Waiting for a match

Waiting for a match

Local launches stem cell campaign to save her life
January 23, 2009 05:50
Brian Towie/Metro Toronto – Other Half co-chairs Susan Go, left, and Amy Tam get the word out about Chinese stem cell donations at a press conference in Toronto Thursday. The Chinese stem cell initiative group will appear at the Rogers Centre this weekend during Lunar New Year celebrations.

Shu Yi Fung knows how important and difficult it is to find a stem cell match to help cure her leukemia.

The Chinese-Canadian has been waiting for a donor for the past year and a half, in order to undergo a bone marrow transplant.

But with no match found among her siblings she faces a less than 10 per cent chance of finding a match, like other people of Chinese origin awaiting the procedure.

Comparatively, Caucasian patients have an 80 per cent success rate. That’s because ethnic Chinese are direly underrepresented on worldwide donor networks.

In fact, less than 500,000 (or 4.2 per cent of Chinese) are registered, dramatically reducing the chances of doctors tracking down a match for transplant patients.

That’s why Fung hopes her fellow Chinese can help by registering with OneMatch, a national stem cell and marrow network.

“It would be a very precious gift for us during our Chinese Lunar New Year,” Fung said in a statement at a press conference.

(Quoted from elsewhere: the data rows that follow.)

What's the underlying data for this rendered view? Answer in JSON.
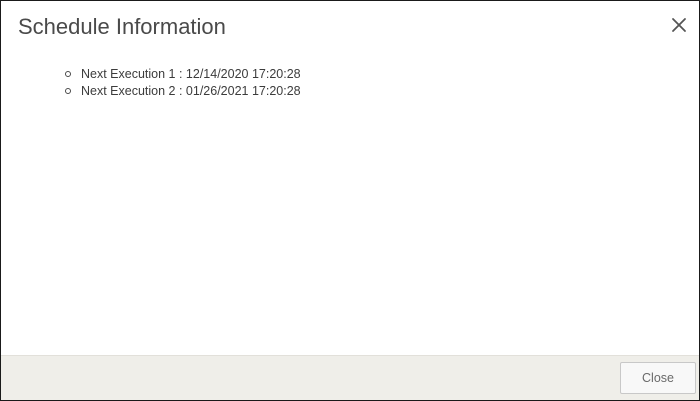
{
  "dialog": {
    "title": "Schedule Information",
    "close_icon": "close-icon",
    "executions": [
      {
        "label": "Next Execution 1 : 12/14/2020 17:20:28"
      },
      {
        "label": "Next Execution 2 : 01/26/2021 17:20:28"
      }
    ],
    "footer": {
      "close_label": "Close"
    }
  },
  "colors": {
    "border": "#1a1a1a",
    "footer_bg": "#efeee9",
    "title_text": "#4a4a4a",
    "body_text": "#3c3c3c"
  }
}
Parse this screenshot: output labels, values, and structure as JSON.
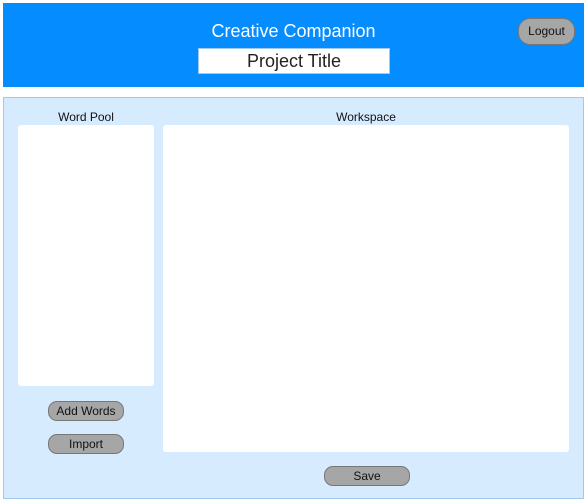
{
  "header": {
    "app_title": "Creative Companion",
    "project_title_value": "Project Title",
    "logout_label": "Logout"
  },
  "word_pool": {
    "label": "Word Pool",
    "add_words_label": "Add Words",
    "import_label": "Import"
  },
  "workspace": {
    "label": "Workspace",
    "save_label": "Save"
  },
  "colors": {
    "header_bg": "#058cff",
    "main_bg": "#d7ebff",
    "button_bg": "#a6a6a6"
  }
}
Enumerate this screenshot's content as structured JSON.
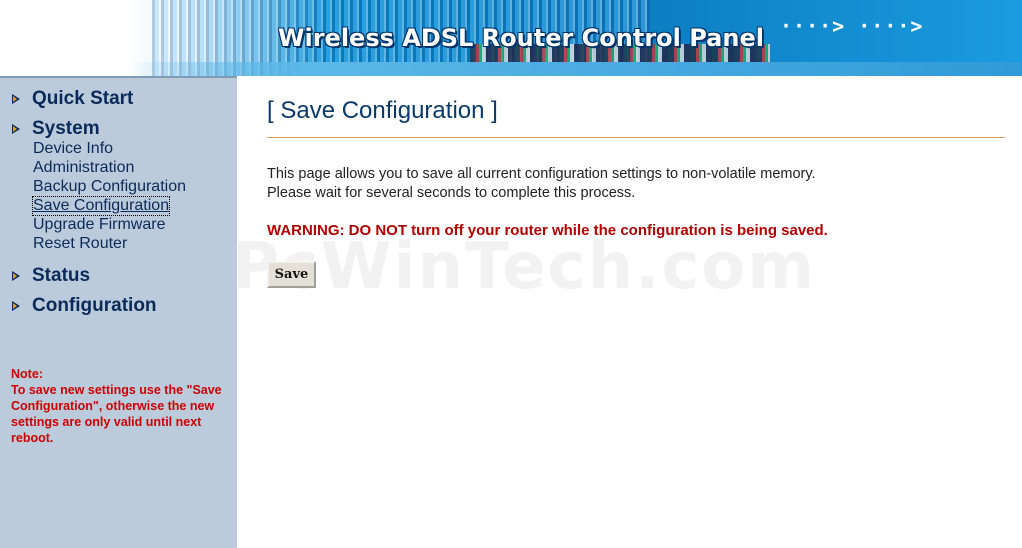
{
  "banner": {
    "title": "Wireless ADSL Router Control Panel",
    "arrows": "····> ····>"
  },
  "sidebar": {
    "sections": [
      {
        "label": "Quick Start"
      },
      {
        "label": "System",
        "items": [
          "Device Info",
          "Administration",
          "Backup Configuration",
          "Save Configuration",
          "Upgrade Firmware",
          "Reset Router"
        ]
      },
      {
        "label": "Status"
      },
      {
        "label": "Configuration"
      }
    ],
    "active_item": "Save Configuration",
    "note": "Note:\nTo save new settings use the \"Save Configuration\", otherwise the new settings are only valid until next reboot."
  },
  "main": {
    "title": "[ Save Configuration ]",
    "description": "This page allows you to save all current configuration settings to non-volatile memory.  Please wait for several seconds to complete this process.",
    "warning": "WARNING: DO NOT turn off your router while the configuration is being saved.",
    "save_label": "Save"
  },
  "watermark": "PcWinTech.com",
  "colors": {
    "sidebar_bg": "#bccbdb",
    "nav_text": "#0a2a5a",
    "title_text": "#0a3a6a",
    "warning_text": "#b00000",
    "note_text": "#cc0000",
    "rule": "#e0a050"
  }
}
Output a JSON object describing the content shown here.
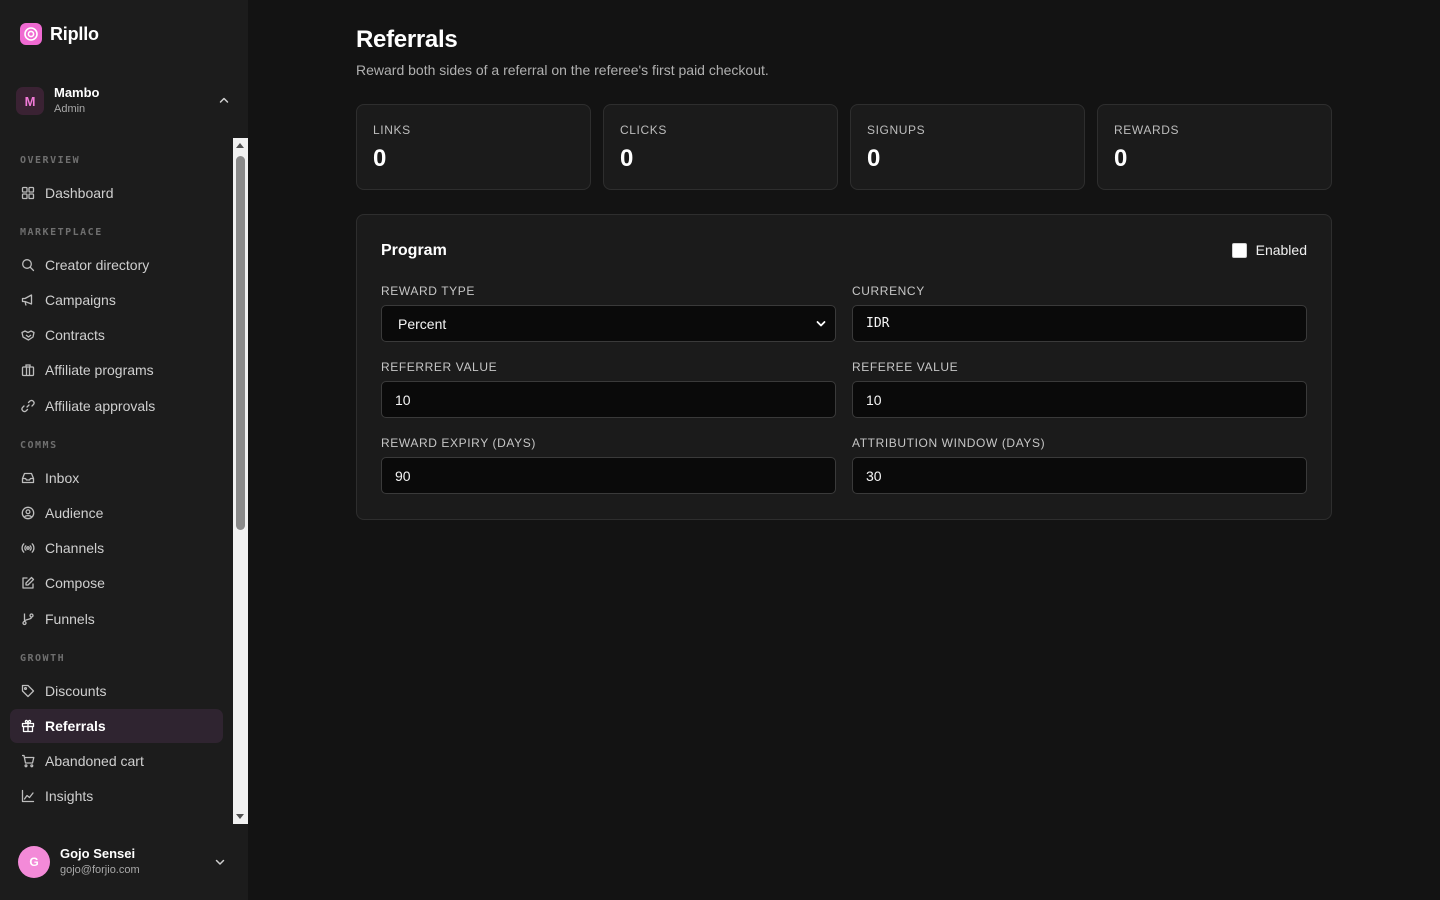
{
  "app": {
    "name": "Ripllo",
    "accent": "#f06ad2"
  },
  "org": {
    "initial": "M",
    "name": "Mambo",
    "role": "Admin"
  },
  "nav": {
    "sections": [
      "OVERVIEW",
      "MARKETPLACE",
      "COMMS",
      "GROWTH"
    ],
    "items": [
      {
        "label": "Dashboard",
        "icon": "dashboard-icon"
      },
      {
        "label": "Creator directory",
        "icon": "search-icon"
      },
      {
        "label": "Campaigns",
        "icon": "megaphone-icon"
      },
      {
        "label": "Contracts",
        "icon": "handshake-icon"
      },
      {
        "label": "Affiliate programs",
        "icon": "briefcase-icon"
      },
      {
        "label": "Affiliate approvals",
        "icon": "link-icon"
      },
      {
        "label": "Inbox",
        "icon": "inbox-icon"
      },
      {
        "label": "Audience",
        "icon": "user-circle-icon"
      },
      {
        "label": "Channels",
        "icon": "broadcast-icon"
      },
      {
        "label": "Compose",
        "icon": "edit-icon"
      },
      {
        "label": "Funnels",
        "icon": "git-branch-icon"
      },
      {
        "label": "Discounts",
        "icon": "tag-icon"
      },
      {
        "label": "Referrals",
        "icon": "gift-icon",
        "active": true
      },
      {
        "label": "Abandoned cart",
        "icon": "cart-icon"
      },
      {
        "label": "Insights",
        "icon": "line-chart-icon"
      }
    ]
  },
  "user": {
    "initial": "G",
    "name": "Gojo Sensei",
    "email": "gojo@forjio.com"
  },
  "page": {
    "title": "Referrals",
    "subtitle": "Reward both sides of a referral on the referee's first paid checkout."
  },
  "stats": [
    {
      "label": "LINKS",
      "value": "0"
    },
    {
      "label": "CLICKS",
      "value": "0"
    },
    {
      "label": "SIGNUPS",
      "value": "0"
    },
    {
      "label": "REWARDS",
      "value": "0"
    }
  ],
  "program": {
    "title": "Program",
    "enabled_label": "Enabled",
    "enabled": false,
    "fields": {
      "reward_type": {
        "label": "REWARD TYPE",
        "value": "Percent"
      },
      "currency": {
        "label": "CURRENCY",
        "value": "IDR"
      },
      "referrer_value": {
        "label": "REFERRER VALUE",
        "value": "10"
      },
      "referee_value": {
        "label": "REFEREE VALUE",
        "value": "10"
      },
      "reward_expiry": {
        "label": "REWARD EXPIRY (DAYS)",
        "value": "90"
      },
      "attribution_window": {
        "label": "ATTRIBUTION WINDOW (DAYS)",
        "value": "30"
      }
    }
  }
}
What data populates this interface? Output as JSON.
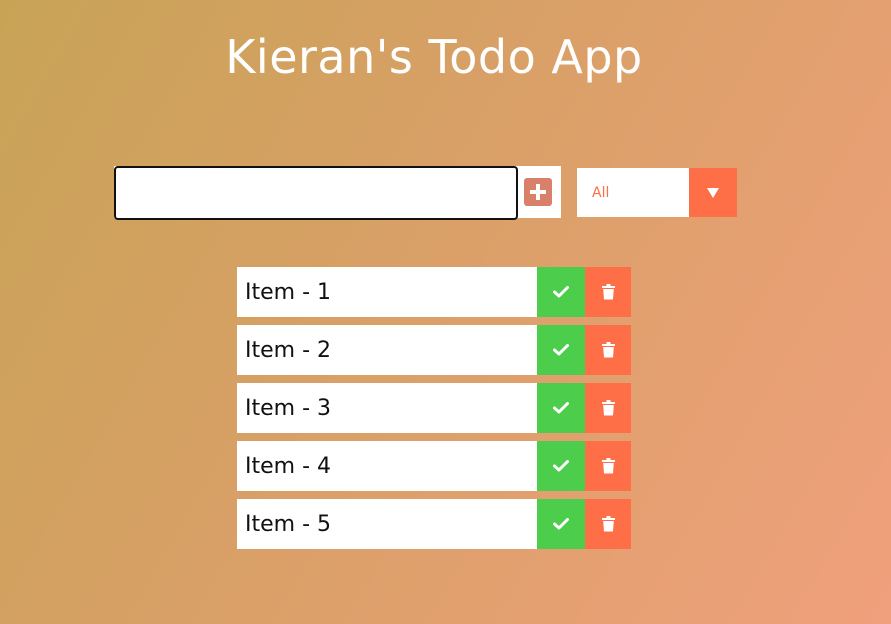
{
  "app": {
    "title": "Kieran's Todo App"
  },
  "form": {
    "input_value": "",
    "add_icon": "plus-icon"
  },
  "filter": {
    "selected": "All",
    "arrow_icon": "caret-down-icon"
  },
  "todos": [
    {
      "text": "Item - 1"
    },
    {
      "text": "Item - 2"
    },
    {
      "text": "Item - 3"
    },
    {
      "text": "Item - 4"
    },
    {
      "text": "Item - 5"
    }
  ],
  "colors": {
    "complete": "#4ccd4c",
    "delete": "#ff6f47",
    "add": "#d9806b"
  }
}
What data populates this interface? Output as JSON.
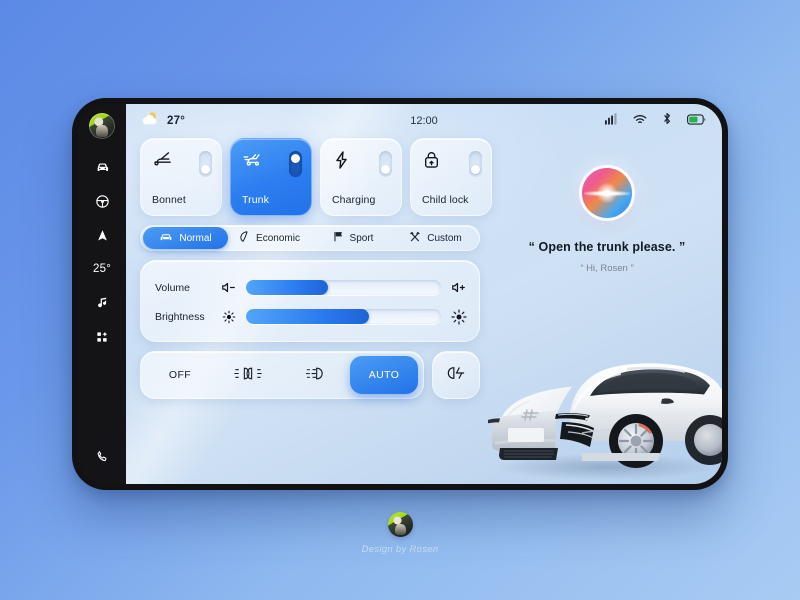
{
  "device": {
    "rail": {
      "avatar_name": "user-avatar",
      "items": [
        {
          "id": "car",
          "icon": "car-icon",
          "label": ""
        },
        {
          "id": "driving",
          "icon": "steering-wheel-icon",
          "label": ""
        },
        {
          "id": "nav",
          "icon": "navigation-arrow-icon",
          "label": ""
        },
        {
          "id": "climate",
          "icon": "temperature-text",
          "label": "25°"
        },
        {
          "id": "music",
          "icon": "music-note-icon",
          "label": ""
        },
        {
          "id": "apps",
          "icon": "grid-apps-icon",
          "label": ""
        },
        {
          "id": "phone",
          "icon": "phone-icon",
          "label": ""
        }
      ]
    },
    "statusbar": {
      "weather_icon": "sun-behind-cloud-icon",
      "temperature": "27°",
      "clock": "12:00",
      "icons": [
        "signal-bars-icon",
        "wifi-icon",
        "bluetooth-icon",
        "battery-icon"
      ]
    },
    "toggles": [
      {
        "label": "Bonnet",
        "icon": "bonnet-open-icon",
        "state": "off"
      },
      {
        "label": "Trunk",
        "icon": "trunk-open-icon",
        "state": "on"
      },
      {
        "label": "Charging",
        "icon": "charging-bolt-icon",
        "state": "off"
      },
      {
        "label": "Child lock",
        "icon": "child-lock-icon",
        "state": "off"
      }
    ],
    "modes": [
      {
        "label": "Normal",
        "icon": "car-icon",
        "active": true
      },
      {
        "label": "Economic",
        "icon": "leaf-icon",
        "active": false
      },
      {
        "label": "Sport",
        "icon": "flag-icon",
        "active": false
      },
      {
        "label": "Custom",
        "icon": "tools-icon",
        "active": false
      }
    ],
    "sliders": [
      {
        "label": "Volume",
        "icon_min": "volume-minus-icon",
        "icon_max": "volume-plus-icon",
        "value": 42
      },
      {
        "label": "Brightness",
        "icon_min": "brightness-low-icon",
        "icon_max": "brightness-high-icon",
        "value": 63
      }
    ],
    "lights": {
      "buttons": [
        {
          "label": "OFF",
          "icon": "",
          "active": false
        },
        {
          "label": "",
          "icon": "position-lights-icon",
          "active": false
        },
        {
          "label": "",
          "icon": "low-beam-icon",
          "active": false
        },
        {
          "label": "AUTO",
          "icon": "",
          "active": true
        }
      ],
      "fog": {
        "label": "",
        "icon": "fog-light-icon"
      }
    },
    "assistant": {
      "orb": "siri-orb",
      "message": "“ Open the trunk please. ”",
      "reply": "“ Hi, Rosen ”"
    },
    "car_image": "white-electric-sedan"
  },
  "footer": {
    "avatar": "designer-avatar",
    "credit": "Design by Rosen"
  },
  "colors": {
    "accent": "#2272e8",
    "accent_light": "#4c9cf5",
    "background_from": "#5b8ae6",
    "background_to": "#a8cbf3",
    "rail_bg": "#141416",
    "text_dark": "#1b222c",
    "text_muted": "#7b8594"
  }
}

“I’m appealing on behalf of all leukemia patients to all you healthy people.”

It’s a state of affairs that Other Half — Chinese Stem Cell Initiative, a group of concerned Chinese-Canadians spearheading this campaign, wants to change.

Partnering with OneMatch, the group is working to get the word out on how important it is for Canada’s Chinese community to register on OneMatch’s database.

Susan Go, co-chair of Other Half, says there are challenges to getting the urgency of its message out among the community.

“We realized that there are certain unique barriers we need to address right away,” she says.

“First of all, Chinese Canadians don’t think there is an urgency in this matter. Secondly, people are afraid to join the registry because they think that donating stem cells is a very painful process and risky to their health.”

Still, Go says Chinese-Canadians are people who unite when there is a problem to solve — and she’s confident they will answer this call for help.

“Our hope is that every Chinese who hears this message will take that step to register with OneMatch,” she says. “Just think how good you would feel if you could save a life.”